Le groupe d'amis se hâta de sortir du parc, et de descendre quelques rues pour arriver à l'avenue principale qui descendait du palais. Ils avaient proposé à Alba de les accompagner, ce qu'elle s'était empressée de faire.

Une foule assez nombreuse occupait déjà les deux trottoirs de la rue. Une atmosphère de fête était présente partout, une excitation peu contenue se propageait par vagues à travers la multitude. La reine Camilla était très populaire, son règne, qui approchait de ses sept ans, avait, jusqu'ici, été riche, pacifique et agréable pour la population entière d'Évéria. Un des grands projets qu'elle avait menés avait été de désenclaver les petites villes du Sud et de l'Ouest en faisant construire une nouvelle route dotée d'auberges et de stations de repos. Le peuple tout entier, des artisans aux magistrats, en passant par les paysans et les marchands, n'avait manqué de rien pendant les dernières années.

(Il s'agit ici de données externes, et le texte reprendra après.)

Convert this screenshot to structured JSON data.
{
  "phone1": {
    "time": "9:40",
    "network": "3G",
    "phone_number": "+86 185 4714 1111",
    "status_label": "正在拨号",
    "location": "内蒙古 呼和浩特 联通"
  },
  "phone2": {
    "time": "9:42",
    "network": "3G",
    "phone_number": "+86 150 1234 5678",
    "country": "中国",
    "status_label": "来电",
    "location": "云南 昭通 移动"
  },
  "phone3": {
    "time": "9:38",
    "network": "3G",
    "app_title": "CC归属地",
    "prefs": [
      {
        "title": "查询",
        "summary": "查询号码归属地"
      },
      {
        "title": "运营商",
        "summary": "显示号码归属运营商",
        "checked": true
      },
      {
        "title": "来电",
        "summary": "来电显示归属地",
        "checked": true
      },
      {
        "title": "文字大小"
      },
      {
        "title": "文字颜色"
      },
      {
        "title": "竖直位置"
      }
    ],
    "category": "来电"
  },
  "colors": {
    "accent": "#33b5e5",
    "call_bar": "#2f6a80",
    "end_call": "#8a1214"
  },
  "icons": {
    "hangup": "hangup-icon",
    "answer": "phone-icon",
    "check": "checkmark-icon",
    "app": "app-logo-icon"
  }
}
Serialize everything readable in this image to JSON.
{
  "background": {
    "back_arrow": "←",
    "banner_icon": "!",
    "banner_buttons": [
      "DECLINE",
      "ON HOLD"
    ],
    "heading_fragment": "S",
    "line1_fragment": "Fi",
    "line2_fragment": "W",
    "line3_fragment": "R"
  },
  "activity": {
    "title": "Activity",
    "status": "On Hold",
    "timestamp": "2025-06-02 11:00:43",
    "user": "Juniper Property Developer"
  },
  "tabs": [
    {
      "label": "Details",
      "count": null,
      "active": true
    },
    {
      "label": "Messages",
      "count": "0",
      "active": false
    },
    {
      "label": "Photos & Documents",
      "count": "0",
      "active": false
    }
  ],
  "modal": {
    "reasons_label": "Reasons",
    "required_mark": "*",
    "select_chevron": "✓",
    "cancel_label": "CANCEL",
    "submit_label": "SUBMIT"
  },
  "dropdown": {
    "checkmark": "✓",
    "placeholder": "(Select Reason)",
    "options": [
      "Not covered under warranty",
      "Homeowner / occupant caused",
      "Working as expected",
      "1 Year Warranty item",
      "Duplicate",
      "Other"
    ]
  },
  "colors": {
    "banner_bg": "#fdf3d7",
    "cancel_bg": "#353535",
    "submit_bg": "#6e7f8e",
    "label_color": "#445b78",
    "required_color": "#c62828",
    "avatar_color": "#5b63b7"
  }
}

- Tous les sept mois ont lieu les fêtes des Perles, raconta Petro à Alba. Le premier jour des festivités, la reine et la famille royale procèdent en grande pompe avant d'aller ouvrir la fête dans le Grand Parc. Du temps de Mirian Sul'Beni, le père de la reine Camilla, les corporations des artisans et des marchands ont proposé cette procession, pour pouvoir présenter, avec le reste de la population, leur hommage à la famille royale. Cela vient de la richesse économique venue sous le règne de ces souverains. La fête des Perles rappelle l'abondance de perles et de pierres précieuses dans notre pays. L'essai a été fait une année, et est devenue une des traditions les plus appréciées de la capitale.

- Combien de temps vont-ils prendre pour descendre et arriver au parc ?

- D'habitude, le parcours dure une heure. Ah, voici l'avant-garde qui arrive !

Une fanfare résonnait à intervalles réguliers, se rapprochant petit à petit d'eux. Bientôt, la tête du cortège apparut : les soldats de cérémonie portant les insignes de la famille royale, habillés richement et arborant avec fierté les magnifiques roses rouges qui ornaient leur costume. Suivaient ensuite les Gardes Royaux, dont l'uniforme sobre et utilitaire contrastait avec les précédents. Leurs armes brillaient dans le soleil, montrant clairement que ce n'étaient pas des armes d'apparat, mais des lances et des épées prêtes au combat. Des cavaliers venaient après, resplendissants dans leurs habits couleur or.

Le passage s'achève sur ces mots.